A coisa mais louca sobre beijar Zaden era que nunca tinha sido estranho. O meu primeiro beijo de todos havia sido com ele, e mesmo naquela vez, nada parecia errado ou fora de lugar. Não éramos os melhores e nem os mais experientes, mas gostávamos tanto um do outro que nada disso tinha feito diferença. Até o sentimento de constrangimento que veio em seguida não durou por mais de cinco minutos, porque a nossa relação era tão íntima que não existia aquilo entre a gente. Éramos amigos e tão apaixonados um pelo outro que parecia não haver motivo para vergonha.
Eu sentia saudade da menina inocente que tinha sido no passado. Sempre fui meio travada para me abrir com as pessoas, mas não tanto como agora. Naquela época, eu não era tão dura comigo mesma. Não me afastava e nem desconfiava de quem era importante para mim. Não escolhia cuidadosamente as coisas que diria para não soar como alguém sensível demais ou engolia as lágrimas para não ser pega chorando. Em algum momento no meio do caminho, eu havia esquecido de que não precisava me forçar a fazer tudo isso.
E estar com Zaden novamente me lembrava que nenhum desses hábitos era natural; todos eles tinham sido praticados e desenvolvidos com o tempo. Natural mesmo era rir sem reservas, falar sobre as coisas das quais eu gostava sem medo de parecer idiota e beijar a pessoa por quem eu era apaixonada sem pensar que estava cometendo um erro terrível. Zaden nunca tinha traído a minha confiança, muito pelo contrário; eu que tinha deixado que a maldade e inveja daqueles ao nosso redor fossem maiores que a minha crença na sinceridade dele. Talvez aquilo de que nós dois precisávamos para seguir em frente não fosse ir devagar, mas sim que eu me permitisse vencer minhas próprias inseguranças e desse um salto de fé ao que sentíamos um pelo outro.

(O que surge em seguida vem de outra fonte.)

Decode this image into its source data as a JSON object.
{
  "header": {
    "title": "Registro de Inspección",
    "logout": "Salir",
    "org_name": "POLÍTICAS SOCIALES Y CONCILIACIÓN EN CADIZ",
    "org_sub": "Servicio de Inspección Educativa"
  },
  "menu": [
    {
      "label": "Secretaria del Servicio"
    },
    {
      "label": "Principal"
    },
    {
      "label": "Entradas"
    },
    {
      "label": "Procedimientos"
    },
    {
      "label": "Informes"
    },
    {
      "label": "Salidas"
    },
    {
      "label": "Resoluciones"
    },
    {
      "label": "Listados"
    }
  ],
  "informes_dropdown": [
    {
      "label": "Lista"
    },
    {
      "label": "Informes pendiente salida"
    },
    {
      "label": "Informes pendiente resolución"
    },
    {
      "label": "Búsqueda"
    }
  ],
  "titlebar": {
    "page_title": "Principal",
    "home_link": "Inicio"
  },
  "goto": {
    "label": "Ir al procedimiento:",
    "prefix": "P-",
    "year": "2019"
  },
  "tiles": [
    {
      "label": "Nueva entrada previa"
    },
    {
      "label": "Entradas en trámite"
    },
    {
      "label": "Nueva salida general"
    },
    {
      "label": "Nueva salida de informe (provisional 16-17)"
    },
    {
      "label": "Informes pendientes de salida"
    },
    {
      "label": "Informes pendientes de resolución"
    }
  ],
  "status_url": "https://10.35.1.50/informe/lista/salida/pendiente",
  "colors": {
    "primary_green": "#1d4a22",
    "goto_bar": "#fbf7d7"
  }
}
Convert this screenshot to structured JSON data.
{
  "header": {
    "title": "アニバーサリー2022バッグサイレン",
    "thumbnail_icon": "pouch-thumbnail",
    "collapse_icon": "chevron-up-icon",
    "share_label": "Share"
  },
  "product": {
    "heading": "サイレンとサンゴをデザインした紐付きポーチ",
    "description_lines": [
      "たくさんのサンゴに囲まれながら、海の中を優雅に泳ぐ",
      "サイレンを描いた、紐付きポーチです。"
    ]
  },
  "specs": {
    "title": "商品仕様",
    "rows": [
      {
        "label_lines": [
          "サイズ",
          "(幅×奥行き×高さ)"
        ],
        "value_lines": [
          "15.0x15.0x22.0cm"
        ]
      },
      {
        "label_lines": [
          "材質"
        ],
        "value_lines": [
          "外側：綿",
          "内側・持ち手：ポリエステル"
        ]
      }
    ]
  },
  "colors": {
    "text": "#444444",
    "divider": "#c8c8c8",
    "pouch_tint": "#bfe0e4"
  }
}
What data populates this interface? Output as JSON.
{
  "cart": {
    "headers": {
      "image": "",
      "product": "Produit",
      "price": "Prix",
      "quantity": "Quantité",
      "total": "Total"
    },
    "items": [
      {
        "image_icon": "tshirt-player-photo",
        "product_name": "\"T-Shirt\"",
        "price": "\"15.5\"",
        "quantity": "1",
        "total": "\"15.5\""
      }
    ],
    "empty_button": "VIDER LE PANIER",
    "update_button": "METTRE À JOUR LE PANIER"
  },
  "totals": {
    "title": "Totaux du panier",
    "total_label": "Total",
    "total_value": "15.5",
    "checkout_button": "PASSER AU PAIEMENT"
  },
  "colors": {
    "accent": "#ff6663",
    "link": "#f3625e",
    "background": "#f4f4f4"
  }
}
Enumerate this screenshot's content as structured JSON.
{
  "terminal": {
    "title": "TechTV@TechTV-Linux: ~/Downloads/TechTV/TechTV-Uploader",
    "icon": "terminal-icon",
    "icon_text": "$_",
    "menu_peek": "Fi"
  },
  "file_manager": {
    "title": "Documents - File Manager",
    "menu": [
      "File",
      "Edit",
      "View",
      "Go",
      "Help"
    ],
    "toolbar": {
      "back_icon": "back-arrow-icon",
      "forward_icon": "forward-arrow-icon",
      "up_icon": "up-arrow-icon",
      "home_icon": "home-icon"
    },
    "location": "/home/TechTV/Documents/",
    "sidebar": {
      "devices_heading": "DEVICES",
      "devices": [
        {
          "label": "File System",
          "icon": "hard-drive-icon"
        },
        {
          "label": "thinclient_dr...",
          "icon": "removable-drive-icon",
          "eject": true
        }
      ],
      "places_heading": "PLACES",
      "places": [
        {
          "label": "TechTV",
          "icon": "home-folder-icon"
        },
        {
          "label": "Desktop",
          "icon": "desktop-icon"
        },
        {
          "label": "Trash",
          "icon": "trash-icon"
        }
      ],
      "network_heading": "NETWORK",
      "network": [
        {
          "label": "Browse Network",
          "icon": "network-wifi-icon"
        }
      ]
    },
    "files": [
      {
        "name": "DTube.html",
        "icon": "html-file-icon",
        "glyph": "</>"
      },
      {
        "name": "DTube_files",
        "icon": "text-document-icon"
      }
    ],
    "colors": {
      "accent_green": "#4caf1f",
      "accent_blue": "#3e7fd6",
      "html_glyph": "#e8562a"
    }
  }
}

Toco o rosto de Zaden, separando meus lábios dos dele para poder tomar um pouco de ar. Ele está tão ofegante quanto eu, o peito subindo e descendo com a respiração pesada. Fios de cabelo bagunçados cobrem parte de seus olhos e sua boca está vermelha e inchada por conta do beijo. Não sei qual a minha aparência no momento, mas espero que não esteja tão descomposta, porque até onde meus pais sabem, Zaden está aqui para me ensinar francês, não a arte da pegação.
Apesar disso, quando ele se inclina para me beijar outra vez, eu o correspondo. É apenas um beijo simples nos lábios, demorado e tão carinhoso que me aquece de dentro para fora.
— Eu sabia que tocar para você te deixaria amolecida, mas não imaginei que seria tanto — murmurou, tão perto que o som de cada palavra pronunciada era uma carícia contra a minha pele. — Se eu soubesse que seria assim, teria encontrado um jeito de tocar ainda quando estava com o braço engessado.
Eu ri, baixando a cabeça.
— Quer dizer então que você planejou tudo isso de propósito só para fazer com que eu caísse na sua conversinha fiada, não foi? — perguntei, encarando suas mãos espalmadas sobre minhas coxas cobertas pela calça jeans.
— Sobre isso, bem... — Zaden começou, afastando de maneira cuidadosa uma onda de cachos para trás do meu ombro, de forma que o acesso ao meu pescoço estivesse totalmente livre. — Há pouco tempo atrás você admitiu que me ver tocando é algo que te deixa balançada, então não pode me culpar por aproveitar a informação e usar tudo aquilo que tenho a meu favor, pode? — indagou, depositando um beijo abaixo da minha orelha.
Pressionei os lábios, contendo um gemido conforme seus beijos iam descendo até o decote da minha blusa. Concentração, Alison. Concentração.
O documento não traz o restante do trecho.